I should be able to tell the app to quit me.

but I never seem to be able to get it to work well…

any way this works. just make sure the meapp is set to the same name as the name you give the app
put \ befor any spaces.

global meapp
on quit
	tell application "System Events"
		set meapp to "Sound\\ down.app"
		
		set getSound to (get volume settings) as list
		
		set ShutdownLevel to 50
		set Theoutput to item 1 of getSound
		if Theoutput > ShutdownLevel then
			set volume output volume ShutdownLevel
		end if
		
	end tell
	quit_()
end quit

on quit_()
	
	set thePID to do shell script "ps acx |grep -i " & quoted form of meapp & " | awk {'print $1'}" as string
	do shell script "kill " & thePID
	
end quit_

Hi matt,
Save this as a stay-open application, and get it to open at login if you want restore the volume after starting up:

property lowVolume : 25
property fullVolume : 75

on run
	set volume output volume fullVolume
end run

on quit
	set fullVolume to output volume of (get volume settings)
	set volume output volume lowVolume
	continue quit
end quit

(I haven’t tried/tested it.)

I’ve used ‘tell me to quit’ successfully in stay open scripts…

Might be worth a try.

Peter B.


Thanks.

But I tried it every way but L…

Hi Mark, Querty Denzel et al

Thanks for your advice and suggestions re this problem. I am testing Querty Denzel’s suggestion as I didn’t know how to deal with the meapp thing! I’m a newbie at AppleScript.
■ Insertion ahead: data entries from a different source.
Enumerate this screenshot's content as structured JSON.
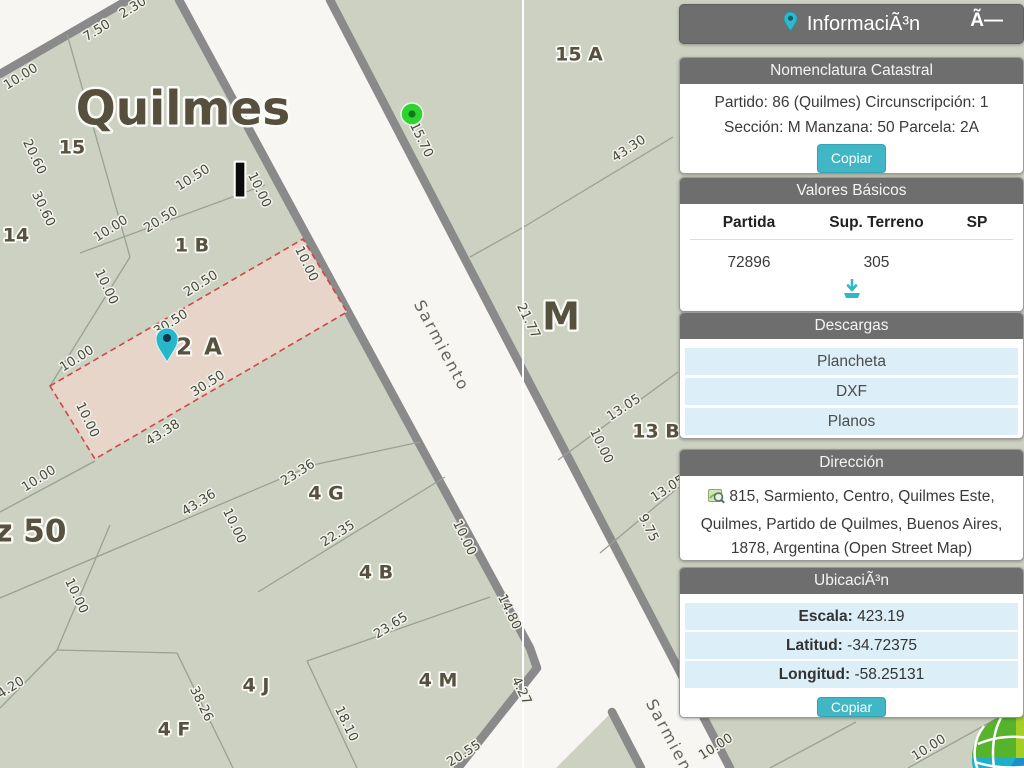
{
  "title_bar": {
    "title": "InformaciÃ³n",
    "pin_icon": "map-pin-icon",
    "close_label": "Ã—"
  },
  "nomenclatura": {
    "header": "Nomenclatura Catastral",
    "line1": "Partido: 86 (Quilmes) Circunscripción: 1",
    "line2": "Sección: M Manzana: 50 Parcela: 2A",
    "copy_label": "Copiar"
  },
  "valores": {
    "header": "Valores Básicos",
    "col_partida": "Partida",
    "col_sup": "Sup. Terreno",
    "col_sp": "SP",
    "partida": "72896",
    "sup_terreno": "305",
    "sp": "",
    "download_icon": "download-icon"
  },
  "descargas": {
    "header": "Descargas",
    "items": [
      {
        "label": "Plancheta"
      },
      {
        "label": "DXF"
      },
      {
        "label": "Planos"
      }
    ]
  },
  "direccion": {
    "header": "Dirección",
    "icon": "map-search-icon",
    "address": "815, Sarmiento, Centro, Quilmes Este, Quilmes, Partido de Quilmes, Buenos Aires, 1878, Argentina (Open Street Map)"
  },
  "ubicacion": {
    "header": "UbicaciÃ³n",
    "rows": [
      {
        "label": "Escala:",
        "value": "423.19"
      },
      {
        "label": "Latitud:",
        "value": "-34.72375"
      },
      {
        "label": "Longitud:",
        "value": "-58.25131"
      }
    ],
    "copy_label": "Copiar"
  },
  "logo": "geoportal-globe-logo",
  "map": {
    "colors": {
      "street": "#f7f6f2",
      "block": "#ccd1c1",
      "casing": "#8a8a8a",
      "line": "#9aa194",
      "white_line": "#ffffff",
      "selected_fill": "#e7d5ca",
      "selected_stroke": "#cf4747",
      "pin": "#28b7c9",
      "pin_dot": "#15344e",
      "marker": "#2fd32f",
      "marker_dot": "#0c7a1e"
    },
    "blocks": [
      "128,0 179,0 530,648 537,668 458,768 0,768 0,74",
      "330,0 1024,0 1024,768 730,768",
      "612,712 641,768 556,768"
    ],
    "casings": [
      "128,0 0,74",
      "179,0 530,648 537,668 458,768",
      "330,0 730,768",
      "612,712 641,768"
    ],
    "lines": [
      "67,34 130,257",
      "130,257 50,386",
      "80,253 265,185",
      "0,512 95,461",
      "0,598 313,465 420,442",
      "258,592 445,477",
      "307,661 490,597",
      "307,661 357,768",
      "57,650 110,525",
      "0,708 57,650",
      "57,650 177,653",
      "177,653 233,768",
      "470,257 522,228 673,137",
      "558,460 678,372",
      "600,553 680,486",
      "770,768 856,722",
      "908,768 1012,710"
    ],
    "white_lines": [
      "523,0 523,768"
    ],
    "selected_parcel": "50,386 303,239 347,312 95,459",
    "labels": [
      {
        "t": "2.30",
        "x": 133,
        "y": 8,
        "r": -32,
        "c": "dim"
      },
      {
        "t": "7.50",
        "x": 97,
        "y": 31,
        "r": -32,
        "c": "dim"
      },
      {
        "t": "10.00",
        "x": 21,
        "y": 77,
        "r": -32,
        "c": "dim"
      },
      {
        "t": "20.60",
        "x": 34,
        "y": 157,
        "r": 64,
        "c": "dim"
      },
      {
        "t": "30.60",
        "x": 43,
        "y": 209,
        "r": 64,
        "c": "dim"
      },
      {
        "t": "10.50",
        "x": 193,
        "y": 178,
        "r": -32,
        "c": "dim"
      },
      {
        "t": "10.00",
        "x": 259,
        "y": 190,
        "r": 64,
        "c": "dim"
      },
      {
        "t": "20.50",
        "x": 161,
        "y": 220,
        "r": -32,
        "c": "dim"
      },
      {
        "t": "10.00",
        "x": 111,
        "y": 229,
        "r": -32,
        "c": "dim"
      },
      {
        "t": "10.00",
        "x": 306,
        "y": 264,
        "r": 64,
        "c": "dim"
      },
      {
        "t": "20.50",
        "x": 201,
        "y": 284,
        "r": -32,
        "c": "dim"
      },
      {
        "t": "30.50",
        "x": 171,
        "y": 323,
        "r": -32,
        "c": "dim"
      },
      {
        "t": "10.00",
        "x": 106,
        "y": 287,
        "r": 64,
        "c": "dim"
      },
      {
        "t": "10.00",
        "x": 77,
        "y": 359,
        "r": -32,
        "c": "dim"
      },
      {
        "t": "10.00",
        "x": 87,
        "y": 420,
        "r": 64,
        "c": "dim"
      },
      {
        "t": "30.50",
        "x": 208,
        "y": 384,
        "r": -32,
        "c": "dim"
      },
      {
        "t": "43.38",
        "x": 163,
        "y": 433,
        "r": -32,
        "c": "dim"
      },
      {
        "t": "10.00",
        "x": 39,
        "y": 479,
        "r": -32,
        "c": "dim"
      },
      {
        "t": "43.36",
        "x": 199,
        "y": 503,
        "r": -32,
        "c": "dim"
      },
      {
        "t": "23.36",
        "x": 298,
        "y": 473,
        "r": -32,
        "c": "dim"
      },
      {
        "t": "10.00",
        "x": 234,
        "y": 526,
        "r": 64,
        "c": "dim"
      },
      {
        "t": "22.35",
        "x": 338,
        "y": 534,
        "r": -32,
        "c": "dim"
      },
      {
        "t": "10.00",
        "x": 76,
        "y": 596,
        "r": 64,
        "c": "dim"
      },
      {
        "t": "4.20",
        "x": 11,
        "y": 688,
        "r": -32,
        "c": "dim"
      },
      {
        "t": "38.26",
        "x": 201,
        "y": 704,
        "r": 64,
        "c": "dim"
      },
      {
        "t": "10.00",
        "x": 464,
        "y": 538,
        "r": 64,
        "c": "dim"
      },
      {
        "t": "23.65",
        "x": 391,
        "y": 626,
        "r": -32,
        "c": "dim"
      },
      {
        "t": "14.80",
        "x": 509,
        "y": 612,
        "r": 64,
        "c": "dim"
      },
      {
        "t": "18.10",
        "x": 346,
        "y": 724,
        "r": 64,
        "c": "dim"
      },
      {
        "t": "20.55",
        "x": 464,
        "y": 754,
        "r": -32,
        "c": "dim"
      },
      {
        "t": "4.27",
        "x": 521,
        "y": 691,
        "r": 64,
        "c": "dim"
      },
      {
        "t": "15.70",
        "x": 421,
        "y": 140,
        "r": 64,
        "c": "dim"
      },
      {
        "t": "43.30",
        "x": 629,
        "y": 149,
        "r": -33,
        "c": "dim"
      },
      {
        "t": "21.77",
        "x": 528,
        "y": 321,
        "r": 64,
        "c": "dim"
      },
      {
        "t": "13.05",
        "x": 624,
        "y": 408,
        "r": -33,
        "c": "dim"
      },
      {
        "t": "10.00",
        "x": 601,
        "y": 446,
        "r": 64,
        "c": "dim"
      },
      {
        "t": "13.05",
        "x": 668,
        "y": 489,
        "r": -33,
        "c": "dim"
      },
      {
        "t": "9.75",
        "x": 648,
        "y": 528,
        "r": 64,
        "c": "dim"
      },
      {
        "t": "10.00",
        "x": 716,
        "y": 747,
        "r": -32,
        "c": "dim"
      },
      {
        "t": "10.00",
        "x": 929,
        "y": 748,
        "r": -32,
        "c": "dim"
      },
      {
        "t": "15",
        "x": 72,
        "y": 148,
        "r": 0,
        "c": "parcel"
      },
      {
        "t": "14",
        "x": 16,
        "y": 236,
        "r": 0,
        "c": "parcel"
      },
      {
        "t": "1 B",
        "x": 192,
        "y": 246,
        "r": 0,
        "c": "parcel"
      },
      {
        "t": "2 A",
        "x": 200,
        "y": 348,
        "r": 0,
        "c": "parcel-lg"
      },
      {
        "t": "15 A",
        "x": 579,
        "y": 55,
        "r": 0,
        "c": "parcel"
      },
      {
        "t": "M",
        "x": 561,
        "y": 319,
        "r": 0,
        "c": "mletter"
      },
      {
        "t": "13 B",
        "x": 656,
        "y": 432,
        "r": 0,
        "c": "parcel"
      },
      {
        "t": "4 G",
        "x": 326,
        "y": 494,
        "r": 0,
        "c": "parcel"
      },
      {
        "t": "4 B",
        "x": 376,
        "y": 573,
        "r": 0,
        "c": "parcel"
      },
      {
        "t": "4 M",
        "x": 438,
        "y": 681,
        "r": 0,
        "c": "parcel"
      },
      {
        "t": "4 J",
        "x": 256,
        "y": 686,
        "r": 0,
        "c": "parcel"
      },
      {
        "t": "4 F",
        "x": 174,
        "y": 730,
        "r": 0,
        "c": "parcel"
      },
      {
        "t": "Mz 50",
        "x": 15,
        "y": 533,
        "r": 0,
        "c": "mz"
      },
      {
        "t": "Quilmes",
        "x": 183,
        "y": 112,
        "r": 0,
        "c": "huge"
      },
      {
        "t": "I",
        "x": 240,
        "y": 184,
        "r": 0,
        "c": "ibar"
      },
      {
        "t": "Sarmiento",
        "x": 441,
        "y": 346,
        "r": 62,
        "c": "street"
      },
      {
        "t": "Sarmiento",
        "x": 673,
        "y": 745,
        "r": 62,
        "c": "street"
      }
    ],
    "markers": {
      "green": {
        "x": 412,
        "y": 114
      },
      "pin": {
        "x": 167,
        "y": 362
      }
    }
  }
}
I will let you know if it does the job.

Regards

Matthew

A key item in an ‘on quit’ handler is the ‘continue quit’. You’ve trapped the original quit command to do stuff and interrrupted that process - you have to restore it with the last line: ‘continue quit’. Qwerty has it right.

Hi all

The script (Querty Denzel’s version) does exactly what I want, however I’d rather that it wasn’t an app that stayed open all the time. Is there any way to run it at shutdown? - like under OS9 where there was a Shutdown Items folder.

Matthew

For those who are too lazy:

I wrote an Application upon this.

It’s called “Psst” (Universal Binary) ” http://macupdate.com/info.php/id/16780

It’s a invisible background app and uses absolutely no CPU !!!

Matt1710 worried about a stay-open app. Qwerty’s application uses a twitch of cpu to do “on run” then does nothing but occupy a tiny bit of memory as a compiled script app in memory until System Events tells it to quit as part of the logout process (which quits all running apps). If you check in the Activity Monitor while you’re working, you’ll see it is doing nothing.

Thanks Adam for the continue quit bit.
I always new there was a on quit handler but never looked it up. Doh

:slight_smile:

Hi

I’m not so much concerned with the amount of memory that the app uses - I may be being fussy about this but what I don’t like is having that AppleScript icon in the dock all day long…

If there’s a way to remove that it’d be cool…

Matthew

It’s not being fussy. Try this method to hide the icon.

Hi Querty Denzel

Awesome - that’s just what I needed.